Kyne and Veno name “Talking in my Sleep” as their unreleased favorites, with Veno also mentioning “Some Kind of Magic.” And even though fans hadn’t heard the songs before, they still sang along — in a clever release show fashion, lyrics were projected up for every song. The singles proved to be fan favorites already, met with just as much energy as setlist staples.
The love in Grayscale’s community was palpable at the show, because as emotional as their songs may get, the band never forgets to have fun. Just after “Atlantic,” a long-time fan favorite, the captioned screens read, “This is what you all came here for,” as Veno took the spotlight for a drum solo.
And it wouldn’t have been a holiday show without a couple more showstoppers. Kyne’s saxophone solo on “Motown” drove the crowd wild, while early songs like “Painkiller Weather” and “In Violet” inspired dozens of crowd surfers. The night closed out with a classic rock cover, as always — this year, “Livin’ on a Prayer.”
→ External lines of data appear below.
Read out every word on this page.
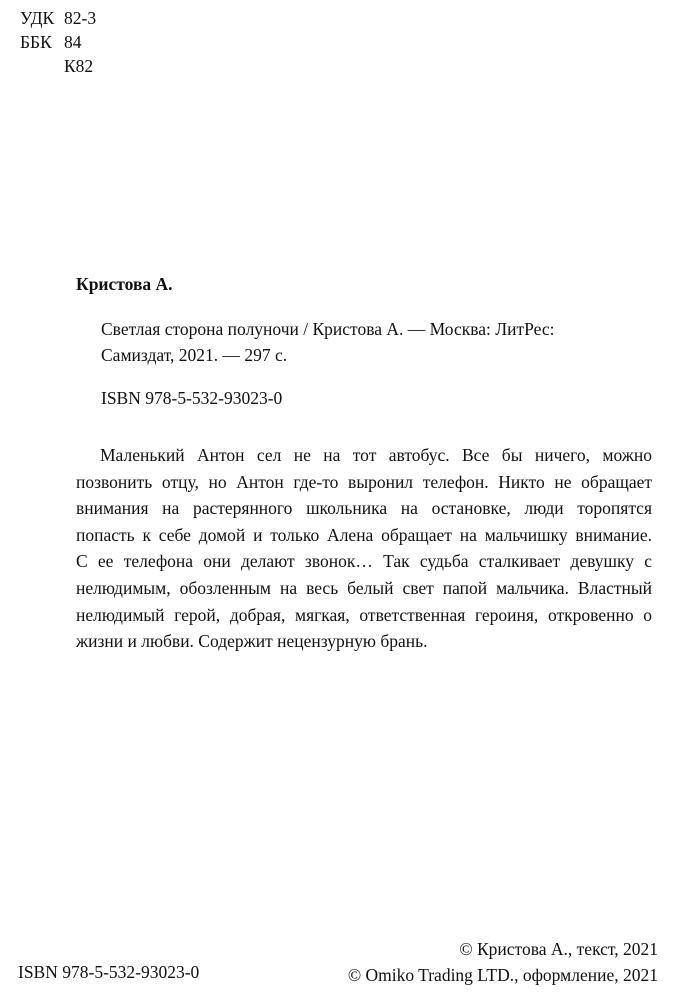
УДК 82-3
ББК 84
К82
Кристова А.
Светлая сторона полуночи / Кристова А. — Москва: ЛитРес:
Самиздат, 2021. — 297 с.
ISBN 978-5-532-93023-0
Маленький Антон сел не на тот автобус. Все бы ничего, можно
позвонить отцу, но Антон где-то выронил телефон. Никто не обращает
внимания на растерянного школьника на остановке, люди торопятся
попасть к себе домой и только Алена обращает на мальчишку внимание.
С ее телефона они делают звонок… Так судьба сталкивает девушку с
нелюдимым, обозленным на весь белый свет папой мальчика. Властный
нелюдимый герой, добрая, мягкая, ответственная героиня, откровенно о
жизни и любви. Содержит нецензурную брань.
© Кристова А., текст, 2021
© Omiko Trading LTD., оформление, 2021
ISBN 978-5-532-93023-0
These playful moments made the release special for their closest listeners, local friends and day-one fans as they all celebrated the next era of their career. After all, The Hart is a milestone marker to them.
“I undoubtedly can say for all of us, it is the most proud we've ever been of a record,” Walsh says. “I think it's something we've worked towards for a long time. And we've always taken each record as a phase in life, and what the songs are about and how the production complements that. It's very deliberate to do that every time.”
Listen to all of The Hart on January 31.